The community of Ferguson, with the homes of L., D., and J. P. Ferguson nearby, appears on an 1895 map.

Johnson Station, of course, was named for the ubiquitous Middleton Tate Johnson. The community had a mill, school, post office, and cemetery. Today the area is in south Arlington.

The community of Gertie had a church and a school. Its school district operated until at least 1943.

Just north of Gertie in the early 1880s Canadian-born Daniel Zuefeldt opened a general store.
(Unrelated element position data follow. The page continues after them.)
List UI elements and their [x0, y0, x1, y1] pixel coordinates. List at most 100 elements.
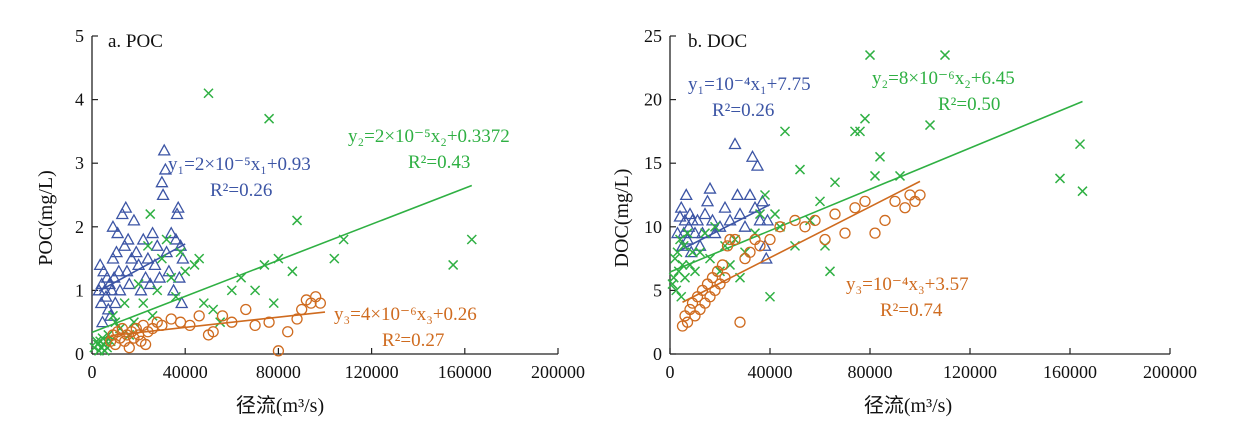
data-point	[166, 272, 177, 283]
data-point	[314, 297, 326, 309]
data-point	[764, 233, 776, 246]
x-tick-label: 80000	[256, 362, 301, 382]
data-point	[148, 258, 162, 271]
data-point	[869, 170, 881, 181]
x-tick-label: 0	[666, 362, 675, 382]
data-point	[296, 303, 308, 316]
data-point	[694, 247, 706, 258]
data-point	[118, 239, 132, 251]
data-point	[145, 226, 160, 239]
y-tick-label: 3	[75, 153, 84, 173]
data-point	[145, 209, 156, 220]
data-point	[703, 181, 717, 194]
data-point	[165, 313, 177, 325]
data-point	[171, 200, 185, 213]
equation-doc-series2-line2: R²=0.50	[938, 94, 1000, 115]
data-point	[754, 209, 766, 220]
data-point	[690, 213, 705, 226]
data-point	[681, 316, 694, 328]
data-point	[264, 113, 275, 124]
data-point	[263, 316, 275, 328]
x-tick-label: 160000	[1043, 362, 1097, 382]
data-point	[143, 277, 157, 290]
fit-line-series2-poc	[91, 184, 473, 334]
data-point	[138, 298, 149, 309]
data-point	[161, 234, 172, 245]
y-tick-label: 1	[75, 280, 84, 300]
axes-poc: 0 1 2 3 4 5 0 40000 80000 120000 160000 200000	[75, 26, 585, 382]
data-point	[769, 209, 781, 220]
marks-poc	[89, 88, 477, 357]
data-point	[272, 345, 285, 357]
data-point	[669, 253, 681, 264]
data-point	[699, 297, 711, 309]
data-point	[176, 251, 190, 264]
data-point	[708, 226, 722, 239]
data-point	[759, 189, 771, 201]
equation-doc-series1-line1: y₁=10⁻⁴x₁+7.75	[688, 74, 811, 95]
data-point	[169, 232, 183, 245]
data-point	[203, 88, 214, 99]
data-point	[709, 221, 721, 232]
data-point	[127, 213, 141, 226]
data-point	[115, 207, 129, 220]
data-point	[207, 326, 219, 338]
panel-title-poc: a. POC	[108, 31, 163, 52]
y-tick-label: 0	[653, 344, 662, 364]
data-point	[809, 214, 821, 227]
y-tick-label: 20	[644, 90, 662, 110]
data-point	[678, 213, 692, 226]
data-point	[97, 264, 111, 277]
data-point	[133, 279, 144, 290]
data-point	[105, 283, 119, 296]
series-series1-doc	[670, 137, 775, 264]
data-point	[694, 303, 706, 316]
data-point	[760, 213, 775, 226]
data-point	[128, 317, 139, 328]
data-point	[249, 319, 261, 332]
data-point	[754, 240, 766, 252]
data-point	[122, 277, 136, 290]
x-tick-label: 160000	[438, 362, 492, 382]
data-point	[789, 214, 801, 227]
data-point	[216, 310, 229, 322]
data-point	[152, 270, 167, 283]
data-point	[291, 313, 303, 325]
data-point	[682, 228, 693, 239]
panel-title-doc: b. DOC	[688, 31, 747, 52]
data-point	[889, 195, 901, 208]
fit-line-series3-poc	[110, 311, 326, 337]
data-point	[119, 200, 133, 213]
y-tick-label: 2	[75, 217, 84, 237]
data-point	[282, 326, 294, 338]
data-point	[874, 151, 886, 162]
data-point	[839, 227, 851, 239]
x-tick-label: 40000	[163, 362, 208, 382]
data-point	[141, 251, 155, 264]
equation-doc-series2-line1: y₂=8×10⁻⁶x₂+6.45	[872, 68, 1015, 89]
equation-poc-series3-line2: R²=0.27	[382, 330, 444, 351]
data-point	[142, 240, 153, 251]
data-point	[674, 234, 686, 245]
axes-doc: 0 5 10 15 20 25 0 40000 80000 120000 160000 200000	[644, 26, 1197, 382]
data-point	[689, 266, 701, 277]
data-point	[744, 246, 756, 258]
series-series3-doc	[676, 180, 926, 332]
equation-poc-series3-line1: y₃=4×10⁻⁶x₃+0.26	[334, 304, 477, 325]
y-axis-label-doc: DOC(mg/L)	[611, 169, 633, 268]
x-tick-label: 0	[88, 362, 97, 382]
fit-line-series3-doc	[682, 180, 921, 303]
data-point	[668, 272, 679, 283]
data-point	[734, 316, 746, 328]
y-tick-label: 5	[653, 280, 662, 300]
data-point	[687, 247, 698, 258]
data-point	[728, 137, 742, 150]
equation-doc-series3-line1: y₃=10⁻⁴x₃+3.57	[846, 274, 969, 295]
data-point	[680, 232, 695, 245]
data-point	[170, 207, 184, 220]
data-point	[729, 233, 741, 246]
data-point	[94, 296, 108, 309]
data-point	[95, 277, 109, 290]
data-point	[152, 285, 163, 296]
data-point	[226, 285, 237, 296]
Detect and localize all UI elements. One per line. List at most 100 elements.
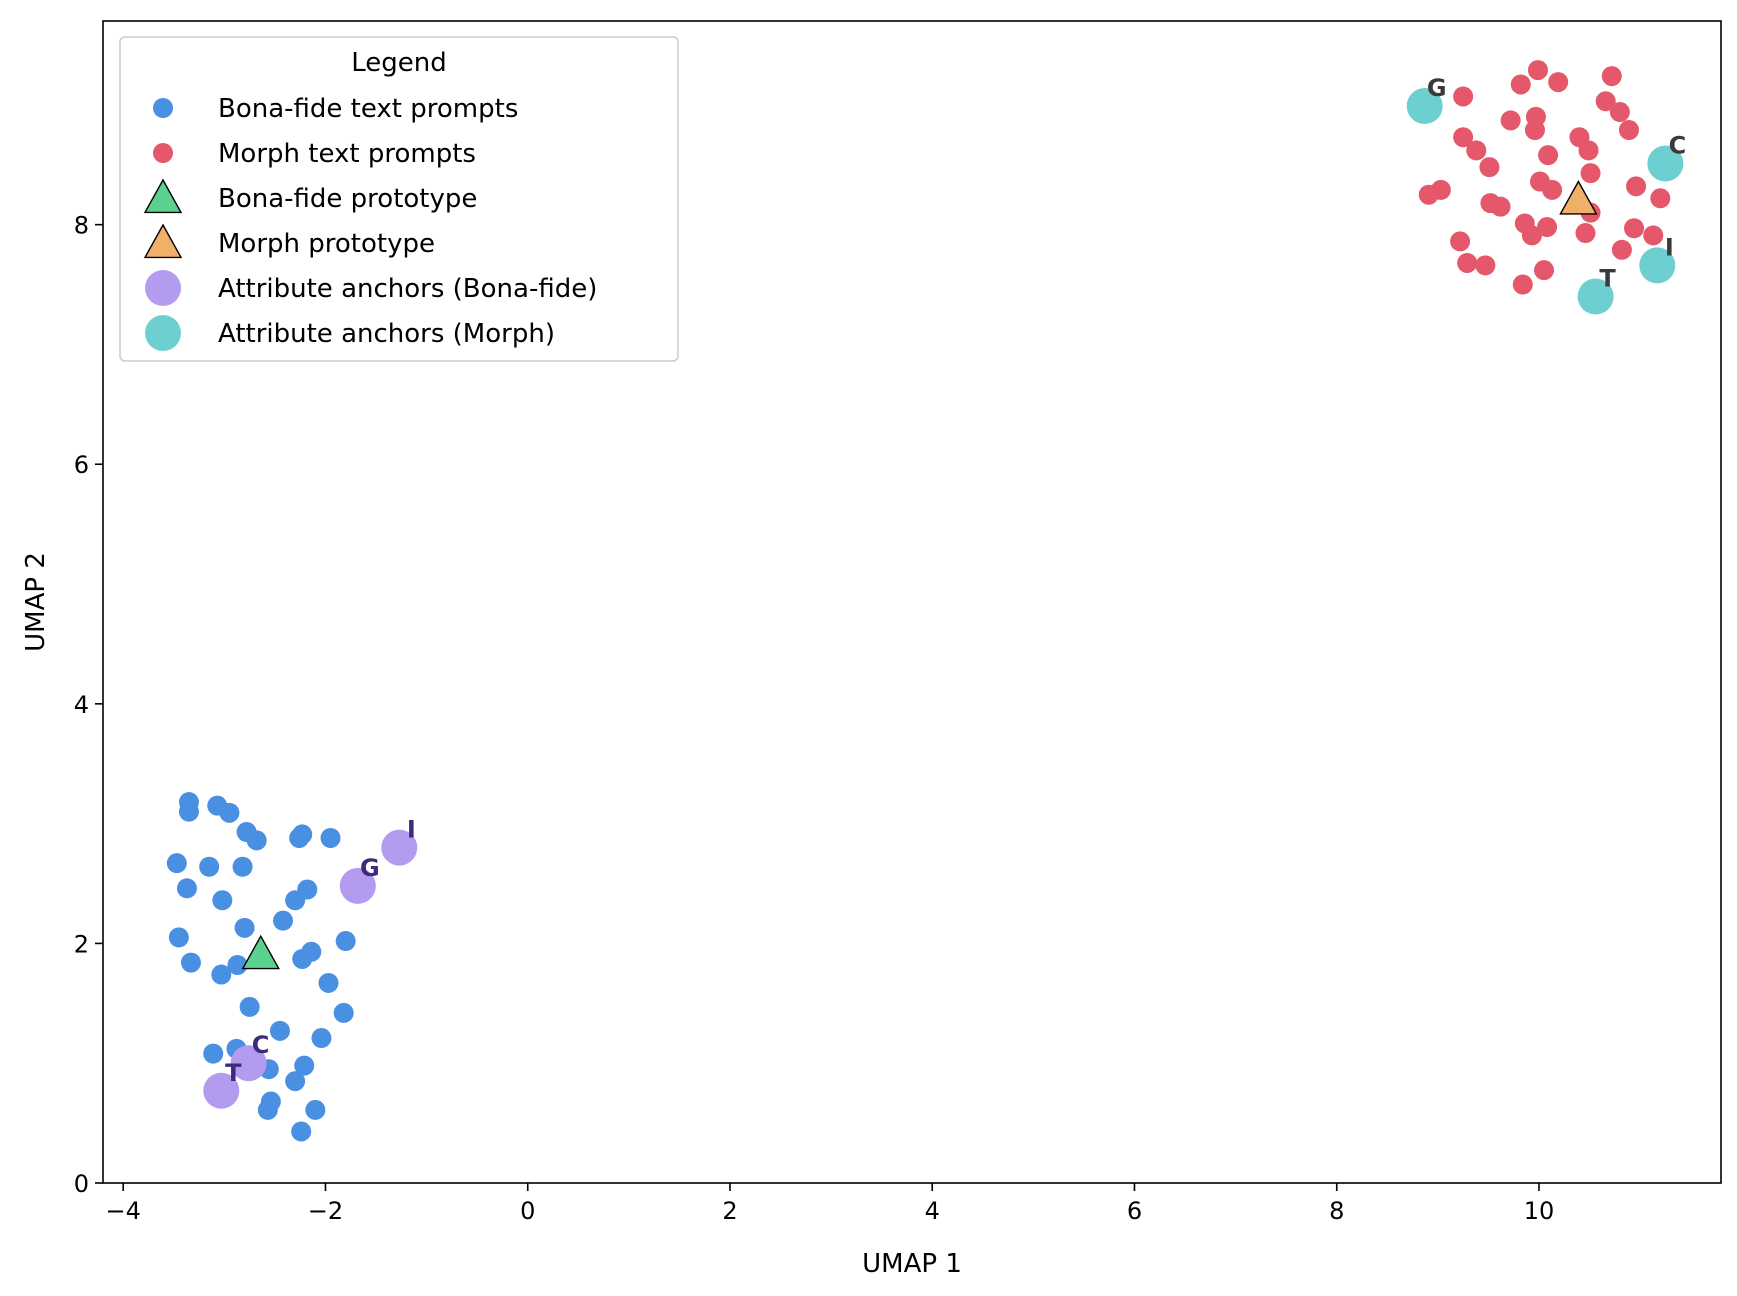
x-tick-label: −4 <box>106 1197 141 1225</box>
bona-fide-prompt-point <box>335 931 356 952</box>
anchor-label: C <box>1669 132 1687 160</box>
morph-prompt-point <box>1453 127 1474 148</box>
morph-prompt-point <box>1512 274 1533 295</box>
y-tick-label: 4 <box>74 691 89 719</box>
morph-prompt-point <box>1595 91 1616 112</box>
bona-fide-prompt-point <box>273 910 294 931</box>
morph-prompt-point <box>1618 120 1639 141</box>
bona-fide-anchor-point <box>230 1045 267 1082</box>
morph-prompt-point <box>1418 184 1439 205</box>
bona-fide-prompt-point <box>180 952 201 973</box>
morph-prompt-point <box>1453 86 1474 107</box>
legend-label: Bona-fide prototype <box>218 184 477 214</box>
x-tick-label: 10 <box>1524 1197 1555 1225</box>
morph-prompt-point <box>1650 188 1671 209</box>
legend-label: Morph text prompts <box>218 139 476 169</box>
x-tick-label: 2 <box>722 1197 737 1225</box>
bona-fide-anchor-point <box>203 1072 240 1109</box>
morph-prompt-point <box>1524 120 1545 141</box>
bona-fide-prompt-point <box>178 801 199 822</box>
bona-fide-prompt-point <box>227 954 248 975</box>
morph-anchor-point <box>1647 145 1684 182</box>
y-tick-label: 0 <box>74 1170 89 1198</box>
morph-prompt-point <box>1457 252 1478 273</box>
morph-prompt-point <box>1548 72 1569 93</box>
bona-fide-anchor-point <box>381 829 418 866</box>
legend-marker <box>145 270 181 306</box>
legend-marker <box>145 315 181 351</box>
morph-prompt-point <box>1624 218 1645 239</box>
y-axis-label: UMAP 2 <box>21 552 51 652</box>
morph-prompt-point <box>1475 255 1496 276</box>
bona-fide-prompt-point <box>257 1099 278 1120</box>
x-tick-label: −2 <box>308 1197 343 1225</box>
bona-fide-prompt-point <box>318 972 339 993</box>
anchor-label: I <box>407 816 416 844</box>
morph-prompt-point <box>1500 110 1521 131</box>
bona-fide-prompt-point <box>269 1020 290 1041</box>
x-tick-label: 6 <box>1127 1197 1142 1225</box>
bona-fide-prompt-point <box>168 927 189 948</box>
morph-anchor-point <box>1406 88 1443 125</box>
morph-prompt-point <box>1542 179 1563 200</box>
bona-fide-prompt-point <box>219 802 240 823</box>
morph-prompt-point <box>1601 66 1622 87</box>
morph-prompt-point <box>1466 140 1487 161</box>
bona-fide-prompt-point <box>294 1055 315 1076</box>
bona-fide-prompt-point <box>199 856 220 877</box>
x-tick-label: 0 <box>520 1197 535 1225</box>
bona-fide-prompt-point <box>285 1071 306 1092</box>
anchor-label: T <box>225 1059 242 1087</box>
morph-prompt-point <box>1534 260 1555 281</box>
morph-prompt-point <box>1479 157 1500 178</box>
anchor-label: G <box>360 854 380 882</box>
bona-fide-prompt-point <box>203 1043 224 1064</box>
bona-fide-prompt-point <box>292 824 313 845</box>
bona-fide-prompt-point <box>166 853 187 874</box>
anchor-label: C <box>252 1031 270 1059</box>
legend-marker <box>143 223 183 259</box>
legend: Legend Bona-fide text prompts Morph text … <box>119 36 679 362</box>
bona-fide-prompt-point <box>176 878 197 899</box>
morph-prompt-point <box>1527 60 1548 81</box>
legend-marker <box>153 98 173 118</box>
morph-prompt-point <box>1580 163 1601 184</box>
anchor-label: G <box>1427 74 1447 102</box>
bona-fide-prompt-point <box>234 917 255 938</box>
legend-label: Morph prototype <box>218 229 435 259</box>
legend-marker <box>153 143 173 163</box>
y-axis-ticks: 0 2 4 6 8 <box>74 212 103 1198</box>
bona-fide-prompt-point <box>305 1099 326 1120</box>
legend-box <box>119 36 679 362</box>
morph-prompt-point <box>1537 217 1558 238</box>
morph-prompt-point <box>1575 223 1596 244</box>
morph-prompt-point <box>1578 140 1599 161</box>
y-tick-label: 6 <box>74 451 89 479</box>
y-tick-label: 8 <box>74 212 89 240</box>
bona-fide-prototype-marker <box>241 934 280 970</box>
morph-prototype-marker <box>1559 180 1598 215</box>
bona-fide-prompt-point <box>311 1028 332 1049</box>
morph-prompt-point <box>1490 196 1511 217</box>
morph-prompt-point <box>1609 102 1630 123</box>
morph-prompt-point <box>1510 74 1531 95</box>
legend-marker <box>143 178 183 214</box>
bona-fide-prompt-point <box>232 856 253 877</box>
bona-fide-prompt-point <box>301 941 322 962</box>
legend-title: Legend <box>351 48 447 78</box>
morph-prompt-point <box>1626 176 1647 197</box>
bona-fide-anchor-point <box>339 867 376 904</box>
morph-anchor-point <box>1639 247 1676 284</box>
y-tick-label: 2 <box>74 930 89 958</box>
anchor-label: T <box>1599 265 1616 293</box>
x-tick-label: 8 <box>1329 1197 1344 1225</box>
legend-label: Bona-fide text prompts <box>218 94 518 124</box>
bona-fide-prompt-point <box>297 879 318 900</box>
legend-entries: Bona-fide text prompts Morph text prompts… <box>143 94 597 351</box>
bona-fide-prompt-point <box>333 1002 354 1023</box>
morph-prompt-point <box>1643 225 1664 246</box>
morph-prompt-point <box>1521 225 1542 246</box>
morph-prompt-point <box>1450 231 1471 252</box>
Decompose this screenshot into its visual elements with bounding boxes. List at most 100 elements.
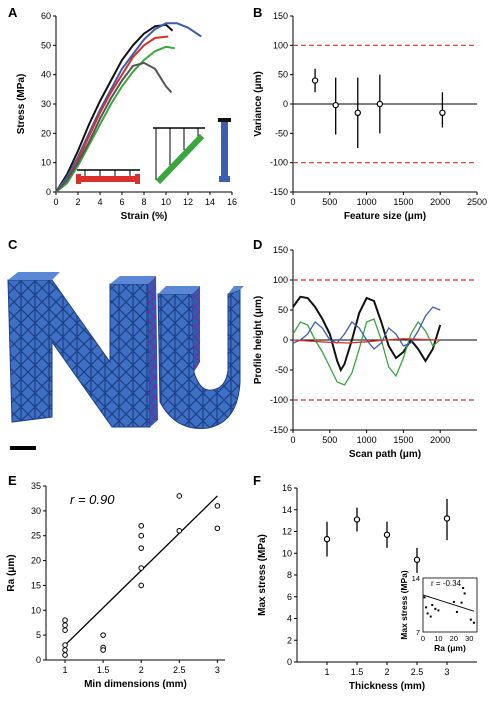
profile-trace — [292, 295, 442, 373]
y-tick-label: 14 — [282, 505, 292, 515]
inset-data-point — [425, 606, 428, 609]
x-tick-label: 1 — [63, 665, 68, 675]
x-tick-label: 0 — [53, 197, 58, 207]
inset-x-axis-label: Ra (μm) — [434, 643, 466, 653]
panel-e-letter: E — [8, 473, 17, 488]
panel-c-letter: C — [8, 237, 18, 252]
data-point — [332, 101, 339, 109]
data-point — [62, 617, 68, 624]
y-tick-label: 150 — [273, 11, 288, 21]
inset-fit-line — [422, 594, 475, 612]
profile-height-plot: 0 500 1000 1500 2000 -150 -100 -50 0 50 100 150 Scan… — [253, 245, 477, 460]
scale-bar — [10, 446, 36, 450]
y-tick-label: 5 — [36, 630, 41, 640]
inset-data-point — [434, 607, 437, 610]
lattice-nu-render — [7, 272, 244, 429]
tensile-sketch-inset — [76, 118, 231, 185]
y-tick-label: 0 — [46, 187, 51, 197]
y-tick-label: -100 — [270, 158, 288, 168]
data-point — [214, 525, 221, 532]
y-tick-label: 15 — [31, 580, 41, 590]
inset-data-point — [472, 621, 475, 624]
x-tick-label: 4 — [97, 197, 102, 207]
x-tick-label: 500 — [322, 197, 337, 207]
y-axis-label: Ra (μm) — [6, 554, 17, 591]
x-axis-label: Scan path (μm) — [349, 449, 421, 460]
data-point — [443, 515, 451, 522]
y-tick-label: 10 — [31, 605, 41, 615]
x-tick-label: 1000 — [357, 197, 377, 207]
y-tick-label: 20 — [41, 128, 51, 138]
y-tick-label: 30 — [41, 99, 51, 109]
stress-strain-plot: 0 2 4 6 8 10 12 14 16 0 10 20 30 40 50 60 Strain (%) Stre… — [16, 11, 237, 222]
x-tick-label: 2 — [139, 665, 144, 675]
inset-data-point — [437, 609, 440, 612]
inset-x-tick-label: 20 — [450, 634, 458, 643]
y-tick-label: 100 — [273, 275, 288, 285]
inset-data-point — [431, 604, 434, 606]
x-tick-label: 6 — [119, 197, 124, 207]
y-tick-label: 0 — [287, 657, 292, 667]
stress-strain-curve — [55, 61, 173, 193]
data-point — [383, 531, 391, 538]
y-tick-label: -50 — [275, 128, 288, 138]
data-point — [439, 109, 446, 117]
y-tick-label: 20 — [31, 556, 41, 566]
x-tick-label: 1.5 — [351, 667, 364, 677]
y-tick-label: 100 — [273, 40, 288, 50]
profile-trace — [292, 306, 441, 350]
x-axis-label: Min dimensions (mm) — [84, 679, 187, 690]
x-tick-label: 1000 — [357, 435, 377, 445]
inset-x-tick-label: 0 — [421, 634, 425, 643]
x-tick-label: 1500 — [393, 435, 413, 445]
x-tick-label: 2 — [384, 667, 389, 677]
data-point — [138, 582, 145, 589]
y-tick-label: 50 — [41, 40, 51, 50]
y-tick-label: 10 — [41, 158, 51, 168]
y-tick-label: 0 — [36, 655, 41, 665]
correlation-annotation: r = 0.90 — [70, 492, 115, 507]
inset-data-point — [462, 587, 465, 590]
x-tick-label: 2000 — [430, 435, 450, 445]
y-tick-label: 12 — [282, 527, 292, 537]
x-tick-label: 3 — [215, 665, 220, 675]
panel-a: A 0 2 4 6 8 10 12 14 16 0 10 20 30 40 50 60 Strain (%) St… — [8, 5, 237, 222]
data-point — [323, 535, 331, 543]
inset-y-tick-label: 7 — [416, 628, 420, 637]
data-point — [100, 632, 106, 638]
y-axis-label: Variance (μm) — [253, 71, 264, 137]
y-tick-label: 30 — [31, 506, 41, 516]
data-point — [62, 647, 68, 653]
x-axis-label: Strain (%) — [121, 211, 168, 222]
panel-c: C — [7, 237, 244, 450]
data-point — [62, 652, 68, 658]
x-tick-label: 2500 — [467, 197, 487, 207]
inset-data-point — [463, 592, 466, 595]
y-tick-label: 2 — [287, 635, 292, 645]
y-tick-label: 150 — [273, 245, 288, 255]
data-point — [354, 109, 361, 117]
x-tick-label: 1.5 — [97, 665, 110, 675]
inset-data-point — [452, 600, 455, 603]
data-point — [376, 100, 384, 108]
y-tick-label: -50 — [275, 365, 288, 375]
data-point — [138, 545, 145, 551]
data-point — [353, 516, 361, 523]
stress-strain-curve — [55, 23, 174, 193]
inset-x-tick-label: 10 — [434, 634, 442, 643]
inset-data-point — [455, 610, 458, 613]
inset-data-point — [460, 601, 463, 604]
data-point — [138, 565, 145, 571]
y-tick-label: 16 — [282, 483, 292, 493]
x-tick-label: 16 — [227, 197, 237, 207]
x-axis-label: Feature size (μm) — [344, 211, 426, 222]
x-tick-label: 2.5 — [173, 665, 186, 675]
y-tick-label: 25 — [31, 531, 41, 541]
y-tick-label: -100 — [270, 395, 288, 405]
x-tick-label: 8 — [141, 197, 146, 207]
data-point — [138, 532, 145, 539]
data-point — [62, 642, 68, 648]
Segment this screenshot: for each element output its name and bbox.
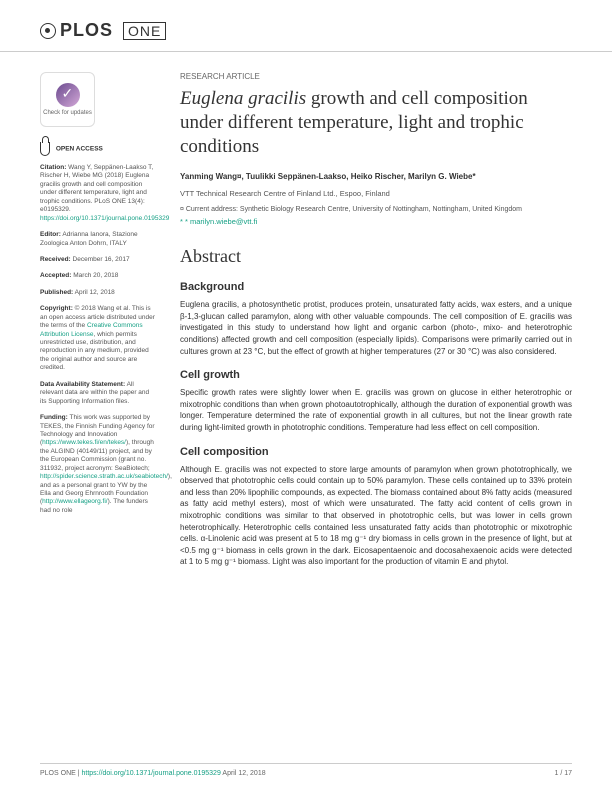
published-label: Published: bbox=[40, 289, 73, 296]
plos-icon bbox=[40, 23, 56, 39]
journal-subname: ONE bbox=[123, 22, 166, 40]
accepted-section: Accepted: March 20, 2018 bbox=[40, 272, 155, 280]
cellcomposition-text: Although E. gracilis was not expected to… bbox=[180, 464, 572, 568]
funding-label: Funding: bbox=[40, 414, 68, 421]
editor-section: Editor: Adrianna Ianora, Stazione Zoolog… bbox=[40, 231, 155, 248]
citation-section: Citation: Wang Y, Seppänen-Laakso T, Ris… bbox=[40, 164, 155, 223]
editor-label: Editor: bbox=[40, 231, 61, 238]
footer-journal: PLOS ONE | bbox=[40, 770, 82, 777]
abstract-heading: Abstract bbox=[180, 246, 572, 267]
article-title: Euglena gracilis growth and cell composi… bbox=[180, 87, 572, 158]
funding-section: Funding: This work was supported by TEKE… bbox=[40, 414, 155, 515]
copyright-section: Copyright: © 2018 Wang et al. This is an… bbox=[40, 305, 155, 373]
email-link[interactable]: * marilyn.wiebe@vtt.fi bbox=[185, 217, 257, 226]
citation-label: Citation: bbox=[40, 164, 66, 171]
published-section: Published: April 12, 2018 bbox=[40, 289, 155, 297]
footer-doi-link[interactable]: https://doi.org/10.1371/journal.pone.019… bbox=[82, 770, 221, 777]
funding-link1[interactable]: https://www.tekes.fi/en/tekes/ bbox=[42, 439, 126, 446]
accepted-label: Accepted: bbox=[40, 272, 71, 279]
sidebar: Check for updates OPEN ACCESS Citation: … bbox=[40, 72, 170, 580]
page-header: PLOS ONE bbox=[0, 0, 612, 52]
funding-link2[interactable]: http://spider.science.strath.ac.uk/seabi… bbox=[40, 473, 168, 480]
open-access-section: OPEN ACCESS bbox=[40, 142, 155, 156]
data-label: Data Availability Statement: bbox=[40, 381, 125, 388]
data-availability-section: Data Availability Statement: All relevan… bbox=[40, 381, 155, 406]
main-content: RESEARCH ARTICLE Euglena gracilis growth… bbox=[170, 72, 572, 580]
published-text: April 12, 2018 bbox=[73, 289, 115, 296]
page-footer: PLOS ONE | https://doi.org/10.1371/journ… bbox=[40, 763, 572, 777]
copyright-label: Copyright: bbox=[40, 305, 73, 312]
article-type: RESEARCH ARTICLE bbox=[180, 72, 572, 81]
background-text: Euglena gracilis, a photosynthetic proti… bbox=[180, 299, 572, 357]
authors: Yanming Wang¤, Tuulikki Seppänen-Laakso,… bbox=[180, 172, 572, 181]
received-label: Received: bbox=[40, 256, 71, 263]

A community grew up around the store. Zuefeldt provided much of the land for that town. According to the Texas State Historical Association, the town originally was named “Bowman Spring” for a family who had settled in the area in 1852. The town was renamed “Webb” about 1895. Between 1895 and 1901 Webb had a post office, and in 1897 it had two churches. By 1976 Webb had a church, a school, a factory, and at least one other business. But in 1965 the Webb school district was absorbed by the Mansfield school district, and by 1987 Webb had fewer than fifty residents. The community is now part of Arlington.

Webb, like most of the vanished communities on the 1920 county map, was an agricultural community—farming, ranching. Social life revolved around the church and the feedstore.

The economy of Quadrant 4 was built on agriculture, but the railroads contributed. Handley and Arlington were located on the Texas & Pacific, and Brambleton, Kennedale, Bisbee, and Mansfield were located on the Fort Worth & New Orleans (later Houston & Texas Central).

The FW&NO built its Brambleton station so close to the community of Forest Hill that the area came to be called “Brambleton.” The post office was named “Brambleton.”

But Forest Hill had been around a long time—since approximately 1860, according to the city’s website. It began as a farming community and got a boost in 1886 when the FW&NO railroad built the station there.

When residents of Brambleton voted to incorporate in 1946, they reverted to the original name: “Forest Hill Village.” Three years later the name was changed to “City of Forest Hill.”

Bisbee, like Brambleton, was a community on the Fort Worth & New Orleans railroad. Bisbee, also located on the Mansfield Pike, had a gin and a brick plant.

The report from the Bisbee correspondent in the Telegram’s roundup of news from nearby towns reflected the pace and priorities of rural life: how the crops were doing, who had visited whom where, who was feeling poorly.

In 1969 Bisbee was still a separate community, albeit a separate community in search of a water supply.

Bisbee was eventually absorbed by Mansfield.

I can find no explanation of the origin of the town’s name. Personal theory: Bisbee may have been named—or renamed—for W. L. Bisbee, who worked for the FW&NO railroad for forty-two years and retired as superintendent of the division that included Tarrant County.

Today the names of roads in each quadrant on the map of 1920 are among the few reminders of the Tarrant County of a century ago.